If your dog's fearful or anxious, you'll scare them by dragging them onto the boat or trying to "push through their anxiety," Bragg says. Some signs of anxiety are excessive panting, refusal to approach or get on the boat, rigid stillness, excessive yawning, lip licking, and whale eye (where you can see the whites of your dog's eyes when you usually can't).
"It can have disastrous consequences," she says. Your dog might develop boat anxiety and try to get off or away from the boat—jumping into the water, refusing to get back on the boat to head back to the dock, or trying to get to land.
You may discover that your dog just isn't a fan of boating or doesn't enjoy being on the boat for very long. That's OK! Not every dog is going to be an avid boater.
The bottom line is, be patient and follow your dog's lead, and never force your dog to do something they don't enjoy.
2. Keep your dog on board.
Regardless of the type of boat you're on, find a spot in which your dog feels comfy and let them know it belongs to him or her.
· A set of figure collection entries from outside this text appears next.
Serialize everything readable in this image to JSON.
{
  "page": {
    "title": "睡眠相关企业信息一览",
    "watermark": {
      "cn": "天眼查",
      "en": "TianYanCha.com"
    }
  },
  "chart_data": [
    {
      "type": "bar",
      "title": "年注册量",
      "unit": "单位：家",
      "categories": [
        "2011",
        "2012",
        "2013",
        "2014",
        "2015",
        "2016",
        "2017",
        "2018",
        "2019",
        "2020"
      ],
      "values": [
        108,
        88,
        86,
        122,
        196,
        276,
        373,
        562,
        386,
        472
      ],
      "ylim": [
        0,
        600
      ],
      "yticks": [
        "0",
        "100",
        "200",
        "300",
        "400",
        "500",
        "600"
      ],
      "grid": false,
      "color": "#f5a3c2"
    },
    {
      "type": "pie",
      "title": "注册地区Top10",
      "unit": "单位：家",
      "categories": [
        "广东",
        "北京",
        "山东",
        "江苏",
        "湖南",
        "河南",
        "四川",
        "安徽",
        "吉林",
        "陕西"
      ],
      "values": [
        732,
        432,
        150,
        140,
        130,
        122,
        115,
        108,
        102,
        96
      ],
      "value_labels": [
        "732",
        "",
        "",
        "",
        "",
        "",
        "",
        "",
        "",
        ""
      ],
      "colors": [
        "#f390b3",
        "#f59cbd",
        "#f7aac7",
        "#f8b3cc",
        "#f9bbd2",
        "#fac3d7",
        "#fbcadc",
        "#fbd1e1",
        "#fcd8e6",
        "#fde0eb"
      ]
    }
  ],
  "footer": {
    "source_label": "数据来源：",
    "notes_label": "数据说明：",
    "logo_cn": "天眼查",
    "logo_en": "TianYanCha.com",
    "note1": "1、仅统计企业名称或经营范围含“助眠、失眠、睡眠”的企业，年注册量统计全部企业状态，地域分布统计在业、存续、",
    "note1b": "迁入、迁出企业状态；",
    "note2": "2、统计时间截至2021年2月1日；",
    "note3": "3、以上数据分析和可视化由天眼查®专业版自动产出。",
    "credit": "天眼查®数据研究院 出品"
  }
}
If it's on the deck, position a non-slip mat covered in a towel. Lots of treats can help your dog understand that this is their spot. If you practice "stationing behavior" (having a place to go to) on land, Bragg says, the same cues can transfer to the boat.
3. Make safety the first priority.
Safety should be the number one priority when boating with your dog. "Small dogs are at greater risk of being thrown from a boat if you're going to fast in choppy waters," Bragg says.
And, even if your dog loves to swim, it's a good idea to put them in a life jacket. Bragg recommends the Ruffwear float coat. "They're durable, last forever, fit dogs well, and they have a secure integrated handle, which makes it easier to pull your dog back into the boat."
You'll know it fits if you can get a couple of fingers beneath the strap. Get your dog into the life jacket as soon as you board. If your dog falls overboard, suddenly jumps off the boat, or there is an accident it would be too late to put the float coat on the dog.
You might also take along a floating leash especially if your dog doesn't have a good stay or a good recall. "Floating leashes are less likely to get caught on something under the water surface, or in a boat propeller," Bragg says. "They are also easier to grab onto if needed."
Also, keep your pup hydrated with fresh water, and, if they've got a pink nose or naked ear tips, slather on a bit of sunscreen specifically for dogs.
Paws to Consider
We go boating because it's fun, and we want to take our dogs with us because we love them and enjoy their company. But if your dog gets car sickness or gets anxious on car rides, they may not enjoy boating since boating involves more of the same motion that causes car sickness.
"If your dog is truly unhappy when boating, the safest thing to do is to leave Fido at home," Bragg says.